Motor Quest: In simple words, MV Agusta F3 800 is a more powerful version of the F3 675 which was showcased at EICMA 2010. The 675 entered into production a couple of years later while the F3 800 joined in 2013. Asia launch of MV Agusta motorcycles materialised in 2016 through their partnership with Kinetic. With the inception of BS-4 emission norms, the F3 800 was taken off the market for a spell and relaunched shortly after as a more polished piece of machinery.
According to MV Agusta, the F3 800 and 675 were designed at the same time
Styling – The F3 800 is an absolute eye-candy on our roads and doesn’t have to work hard to grab eyeballs, more so in the Red and Ago Silver shade our test bike came dipped in. Similarities with the fire-breathing F4 are so prominent that a regular joe won’t be able to differentiate between the two at first. However, an enthusiast worth his salt will easily be able to notice the missing DRLs and revised exhaust pipe placement on the F3. The fairing is inspired from the F4 whereas the tail section resembles that of the Brutale 800. That being said, every single design element on the bike blends together in harmony and there is no quirkiness caused by this amalgamation. Attention to detail is of high order which is evident in the minimalist branding this bike gets along with clever accentuation of mechanical bits such as the single-sided swingarm, Brembo brakes and slashed three-pipe exhaust.
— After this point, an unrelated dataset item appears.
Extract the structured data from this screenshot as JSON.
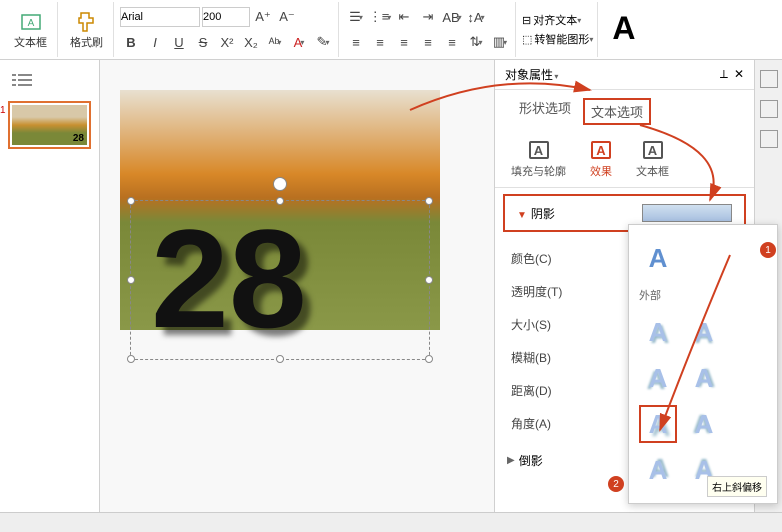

Leave aside the footpeg mounts, even the side stand on this one is a work of art!
Instrument Cluster and Switchgear – The instrument cluster on the F3 800 consists of an all-digital display that, akin to most products from the brand’s stable, adopts a skewed outline. Apart from a shift light on top and numerous tell-tale lights stacked one atop the other, this console puts out a good amount of data from basics such as the speedometer, tachometer and time to elaborate information such as gear position, best as well as current lap times and the selected engine map. The console misses out on a fuel counter though. All information is presented neatly and is fairly readable. However, there is a lot of glare under direct sunlight that makes it difficult to comprehend data. Switchgear quality is good and one can toggle between different menus on the display through buttons on the left side of the handlebar whereas the other side holds the starter, kill switch and engine map controls.
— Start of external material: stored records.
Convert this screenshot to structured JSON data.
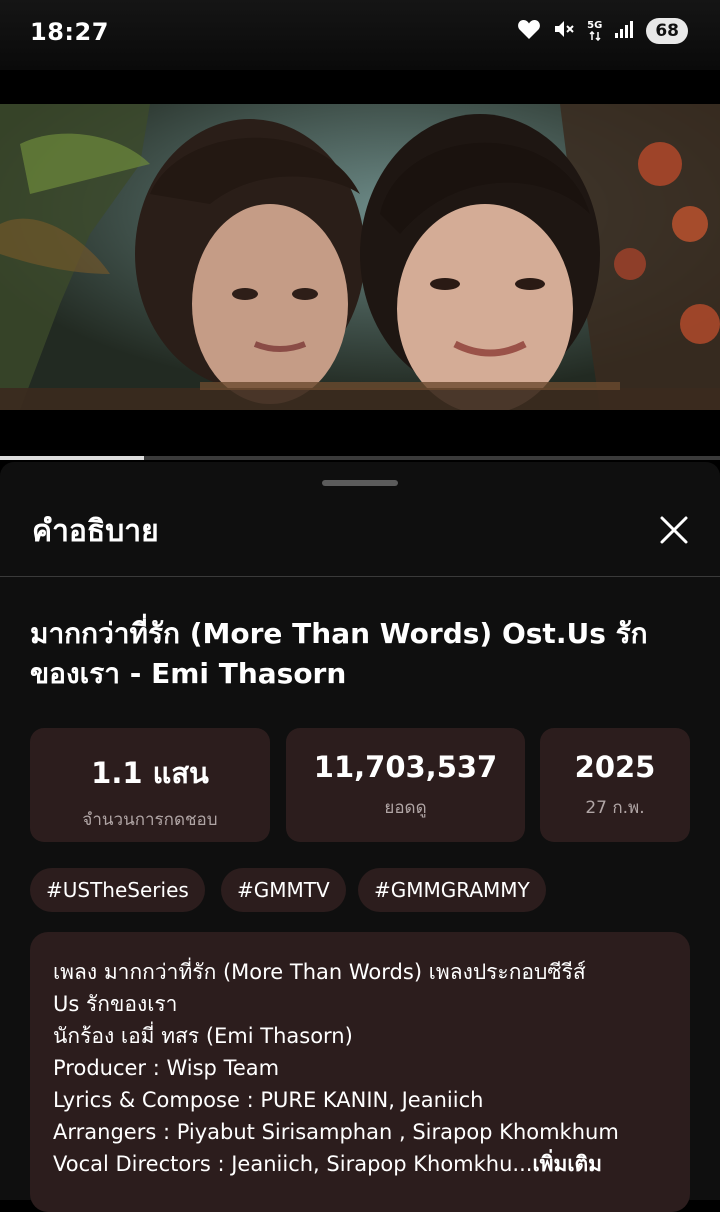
{
  "status_bar": {
    "time": "18:27",
    "network": "5G",
    "battery": "68",
    "icons": [
      "heart-icon",
      "mute-icon",
      "signal-icon"
    ]
  },
  "video": {
    "progress": 0.2
  },
  "sheet": {
    "title": "คำอธิบาย",
    "video_title": "มากกว่าที่รัก (More Than Words) Ost.Us รักของเรา - Emi Thasorn",
    "stats": [
      {
        "value": "1.1 แสน",
        "label": "จำนวนการกดชอบ"
      },
      {
        "value": "11,703,537",
        "label": "ยอดดู"
      },
      {
        "value": "2025",
        "label": "27 ก.พ."
      }
    ],
    "tags": [
      "#USTheSeries",
      "#GMMTV",
      "#GMMGRAMMY"
    ],
    "description_lines": [
      "เพลง มากกว่าที่รัก (More Than Words) เพลงประกอบซีรีส์",
      "Us รักของเรา",
      "นักร้อง เอมี่ ทสร (Emi Thasorn)",
      "Producer : Wisp Team",
      "Lyrics & Compose : PURE KANIN, Jeaniich",
      "Arrangers : Piyabut Sirisamphan , Sirapop Khomkhum",
      "Vocal Directors : Jeaniich, Sirapop Khomkhu..."
    ],
    "more_label": "เพิ่มเติม"
  },
  "colors": {
    "sheet_bg": "#0f0f0f",
    "card_bg": "#2c1d1d"
  }
}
Ergonomics – First up, the F3 800 measures 2060 mm x 725 mm (length x width) in outer dimensions and weighs 173 kgs dry. These two attributes make it compact, nimble and controllable – pretty much like the KTM RC range of the quarter-litre segment. Through its aggressive riding position, the F3 promises the experience of a litre-class in spite of not being one. The low-set clip-ons and rear-set footpegs, coupled with a saddle height of 805 mm, result in a leaned-in posture typical of a supersport. On the positive side, overall ergonomics are definitely more bearable than MV’s F4 range. Given enough time on the saddle, one can get used to the dedicated ergonomics rather quickly. The seats, though seem to be well-cushioned, aren’t very comfortable or spacious for the rider as well as the pillion. Thanks to the aerodynamic fairing and sizeable visor, windblast is very well-contained even at high speeds.